The defendant's remaining contention is without merit.
Accordingly, the Supreme Court properly denied that branch of the defendant's motion which was pursuant to CPLR 3211(a) to dismiss the complaint insofar as asserted against him, and granted that branch of the plaintiff's cross motion which was for summary judgment declaring that the plaintiff is equitably subrogated to the first mortgage lien of MERS, as nominee for Homeside Lending, recorded against the subject property in August 1993, in the sum of $152,616.52 as of November 11, 2002.

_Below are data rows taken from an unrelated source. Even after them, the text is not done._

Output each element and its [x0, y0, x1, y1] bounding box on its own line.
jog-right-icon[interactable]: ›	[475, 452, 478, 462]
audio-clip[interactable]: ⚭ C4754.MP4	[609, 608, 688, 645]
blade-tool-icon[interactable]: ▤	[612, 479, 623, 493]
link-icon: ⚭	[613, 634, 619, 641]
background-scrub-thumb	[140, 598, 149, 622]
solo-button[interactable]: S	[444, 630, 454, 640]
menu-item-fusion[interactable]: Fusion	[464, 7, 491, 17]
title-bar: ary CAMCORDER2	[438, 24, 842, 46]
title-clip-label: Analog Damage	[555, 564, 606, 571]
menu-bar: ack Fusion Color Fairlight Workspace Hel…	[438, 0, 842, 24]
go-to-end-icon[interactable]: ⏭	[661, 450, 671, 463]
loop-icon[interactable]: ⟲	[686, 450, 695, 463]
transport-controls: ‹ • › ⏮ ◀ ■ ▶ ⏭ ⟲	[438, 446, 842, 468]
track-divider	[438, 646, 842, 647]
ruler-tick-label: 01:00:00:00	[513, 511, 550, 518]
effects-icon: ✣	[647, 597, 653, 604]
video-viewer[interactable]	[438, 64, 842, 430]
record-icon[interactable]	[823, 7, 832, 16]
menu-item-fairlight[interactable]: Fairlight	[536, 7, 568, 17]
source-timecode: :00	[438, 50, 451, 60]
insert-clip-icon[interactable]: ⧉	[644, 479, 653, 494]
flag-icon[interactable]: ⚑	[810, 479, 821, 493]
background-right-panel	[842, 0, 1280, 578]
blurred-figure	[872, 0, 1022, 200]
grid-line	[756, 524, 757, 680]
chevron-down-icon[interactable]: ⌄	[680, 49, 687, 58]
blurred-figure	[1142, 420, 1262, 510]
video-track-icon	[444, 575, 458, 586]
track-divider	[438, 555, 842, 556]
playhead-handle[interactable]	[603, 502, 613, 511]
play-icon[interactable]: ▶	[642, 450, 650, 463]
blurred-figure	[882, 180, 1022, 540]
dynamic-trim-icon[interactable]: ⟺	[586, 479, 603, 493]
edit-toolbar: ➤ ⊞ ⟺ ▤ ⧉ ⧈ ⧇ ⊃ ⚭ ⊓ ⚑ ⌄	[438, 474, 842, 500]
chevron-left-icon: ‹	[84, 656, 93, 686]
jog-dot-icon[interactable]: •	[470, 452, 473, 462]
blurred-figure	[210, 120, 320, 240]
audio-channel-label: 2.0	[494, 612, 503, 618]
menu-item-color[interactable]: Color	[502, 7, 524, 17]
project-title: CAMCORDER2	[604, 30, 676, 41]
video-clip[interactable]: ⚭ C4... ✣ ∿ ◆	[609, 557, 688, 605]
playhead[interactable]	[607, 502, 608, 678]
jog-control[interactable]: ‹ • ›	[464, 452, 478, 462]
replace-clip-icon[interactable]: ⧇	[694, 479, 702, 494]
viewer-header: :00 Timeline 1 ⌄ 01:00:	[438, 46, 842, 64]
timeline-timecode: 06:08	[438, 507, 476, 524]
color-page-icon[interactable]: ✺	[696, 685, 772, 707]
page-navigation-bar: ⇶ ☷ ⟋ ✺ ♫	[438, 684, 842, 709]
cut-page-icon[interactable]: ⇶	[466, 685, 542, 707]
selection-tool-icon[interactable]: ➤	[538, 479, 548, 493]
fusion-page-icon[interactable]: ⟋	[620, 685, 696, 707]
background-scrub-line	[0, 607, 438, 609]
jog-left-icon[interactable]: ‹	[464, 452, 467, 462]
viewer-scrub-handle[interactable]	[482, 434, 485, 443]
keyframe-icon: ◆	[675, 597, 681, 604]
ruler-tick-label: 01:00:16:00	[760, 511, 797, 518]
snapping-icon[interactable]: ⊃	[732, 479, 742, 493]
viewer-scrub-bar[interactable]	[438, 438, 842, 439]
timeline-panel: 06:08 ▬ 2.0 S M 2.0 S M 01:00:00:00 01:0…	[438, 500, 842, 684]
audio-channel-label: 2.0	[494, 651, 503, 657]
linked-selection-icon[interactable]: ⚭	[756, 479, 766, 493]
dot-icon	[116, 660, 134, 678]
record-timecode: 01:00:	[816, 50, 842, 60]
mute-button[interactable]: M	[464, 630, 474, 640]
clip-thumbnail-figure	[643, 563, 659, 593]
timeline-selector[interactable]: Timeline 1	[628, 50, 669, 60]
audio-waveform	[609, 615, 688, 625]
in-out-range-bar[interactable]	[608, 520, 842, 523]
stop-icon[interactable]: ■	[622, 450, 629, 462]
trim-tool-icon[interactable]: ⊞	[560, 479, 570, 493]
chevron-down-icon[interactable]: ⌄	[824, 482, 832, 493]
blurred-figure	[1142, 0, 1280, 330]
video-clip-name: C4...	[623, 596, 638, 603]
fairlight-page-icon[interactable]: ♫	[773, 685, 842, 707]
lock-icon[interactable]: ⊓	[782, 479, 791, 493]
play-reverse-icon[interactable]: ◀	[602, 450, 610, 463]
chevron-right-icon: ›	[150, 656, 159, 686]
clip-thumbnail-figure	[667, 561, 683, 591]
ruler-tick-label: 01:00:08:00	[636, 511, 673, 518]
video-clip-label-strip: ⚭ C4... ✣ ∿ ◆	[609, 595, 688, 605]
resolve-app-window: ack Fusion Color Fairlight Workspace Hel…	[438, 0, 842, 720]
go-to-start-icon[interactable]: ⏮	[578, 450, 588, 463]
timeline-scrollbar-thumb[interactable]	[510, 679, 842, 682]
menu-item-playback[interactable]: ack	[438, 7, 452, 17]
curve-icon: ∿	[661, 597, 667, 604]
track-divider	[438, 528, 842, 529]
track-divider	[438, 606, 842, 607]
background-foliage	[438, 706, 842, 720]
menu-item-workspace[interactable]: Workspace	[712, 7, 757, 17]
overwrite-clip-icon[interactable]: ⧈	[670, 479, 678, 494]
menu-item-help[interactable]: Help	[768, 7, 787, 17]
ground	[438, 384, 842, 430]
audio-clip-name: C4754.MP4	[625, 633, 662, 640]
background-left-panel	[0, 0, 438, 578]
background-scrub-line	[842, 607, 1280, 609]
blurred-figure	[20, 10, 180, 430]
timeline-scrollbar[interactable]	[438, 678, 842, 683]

Since this is, in part, a declaratory judgment action, we remit the matter to the Supreme Court, Suffolk County, for the entry of a judgment, inter alia, declaring that the plaintiff is equitably subrogated to the first mortgage lien of Mortgage Electronic Registration Systems, Inc., as nominee for Homeside Lending, recorded against the subject property in August 1993, in the sum of $152,616.52 as of November 11, 2002 (see Lanza v Wagner, 11 NY2d 317, 334).
RIVERA, J.P., HALL, ROMAN and CHRISTOPHER, JJ., concur.